Finora da parte italiana non c’è stata molta soddisfazione sui ritorni industriali e tecnologici soprattutto nel campo dell’elettronica per la difesa. Sul tema O’Bryan non si scompone e dice che “c’è assolutamente spazio perché’ il contributo italiano sull’avionica cresca. Noi abbiamo un accordo quadro strategico con Finmeccanica che comprende questa possibilità”. Quando ci sarà nel 2017 l’incremento per arrivare alla produzione seriale saranno scelti “i secondi fornitori” per l’avionica, che finora non sono stati scelti “in nessun altro Paese”.  Pià in generale sul programma O’Bryan dice di essere “consapevolmente ottimista”. “Dopo i problemi avuti tre anni fa ci siamo rimessi in carreggiata.

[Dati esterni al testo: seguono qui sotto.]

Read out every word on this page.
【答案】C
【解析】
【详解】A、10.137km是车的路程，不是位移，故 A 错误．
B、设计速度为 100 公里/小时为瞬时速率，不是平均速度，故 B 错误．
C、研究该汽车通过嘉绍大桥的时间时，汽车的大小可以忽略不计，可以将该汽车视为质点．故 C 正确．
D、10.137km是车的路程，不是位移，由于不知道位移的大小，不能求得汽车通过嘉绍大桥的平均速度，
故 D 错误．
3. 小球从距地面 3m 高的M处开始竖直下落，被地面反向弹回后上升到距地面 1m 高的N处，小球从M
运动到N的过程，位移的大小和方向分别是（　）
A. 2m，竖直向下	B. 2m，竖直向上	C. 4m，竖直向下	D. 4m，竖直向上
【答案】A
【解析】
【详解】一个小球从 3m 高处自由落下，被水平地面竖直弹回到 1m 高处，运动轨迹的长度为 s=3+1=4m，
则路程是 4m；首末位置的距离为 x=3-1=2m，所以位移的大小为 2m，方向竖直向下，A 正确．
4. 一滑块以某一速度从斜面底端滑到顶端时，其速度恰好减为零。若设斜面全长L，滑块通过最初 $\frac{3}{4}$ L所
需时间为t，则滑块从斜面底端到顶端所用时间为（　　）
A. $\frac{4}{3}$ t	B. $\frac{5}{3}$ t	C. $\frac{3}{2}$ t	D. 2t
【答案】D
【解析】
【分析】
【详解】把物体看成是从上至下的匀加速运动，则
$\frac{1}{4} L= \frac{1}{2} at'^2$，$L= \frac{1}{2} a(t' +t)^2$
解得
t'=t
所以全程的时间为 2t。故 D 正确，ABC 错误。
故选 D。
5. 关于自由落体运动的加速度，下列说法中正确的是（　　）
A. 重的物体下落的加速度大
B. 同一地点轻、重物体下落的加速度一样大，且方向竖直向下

Abbiamo già fatto 8000 ore di volo, abbiamo 65 aerei che volano, ne abbiamo realizzati oltre 85 aerei e stiamo costruendo il 125esimo” F-35. Inoltre, quest’anno ne consegneremo “almeno 36″. Siamo in un’ottima fase” dello sviluppo del programma in cui “stiamo accelerando i test sui sistemi d’arma e sull’avionica”. E poi un punto cruciale e che ha creato enormi polemiche, i costi: “Li stiamo tagliando.Dal primo anno di produzione al quinto – dice il top manager di Lockheed Martin – il costo si è ridotto di oltre il 50% e ci aspettiamo che questo trend continui. Dagli aerei che consegneremo dal 2020 ci aspettiamo che il prezzo dell’aereo sia di 85 milioni di dollari per un aereo completo, che equivalgono, tenendo conto dell’inflazione futura, a 75 milioni di oggi”.

Al Bourget anche Alenia Aermacchi ha riaffermato la strategicità del programma degli F35, al quale partecipa con la realizzazione di componenti del velivoli nei siti produttivi di Nola, Foggia, oltre che di Cameri. ”Credo che per Alenia Aermacchi non ci sono possibilità di non rimanere con un ruolo attivo nel programma degli F35”, ha messo in chiaro l’ad Giordo. Stare fuori ”sarebbe sbagliato, è troppo importante per il futuro dell’aeronautica militare. Bisogna stabilire meglio le condizioni di contorno ma i margini ci sono”. Sul tema è tornato anche il generale Claudio Debertolis, segretario generale della Difesa affermando che “dobbiamo darci da fare per aver più lavoro possibile, le polemiche che leggo sui giornali sono suicide”.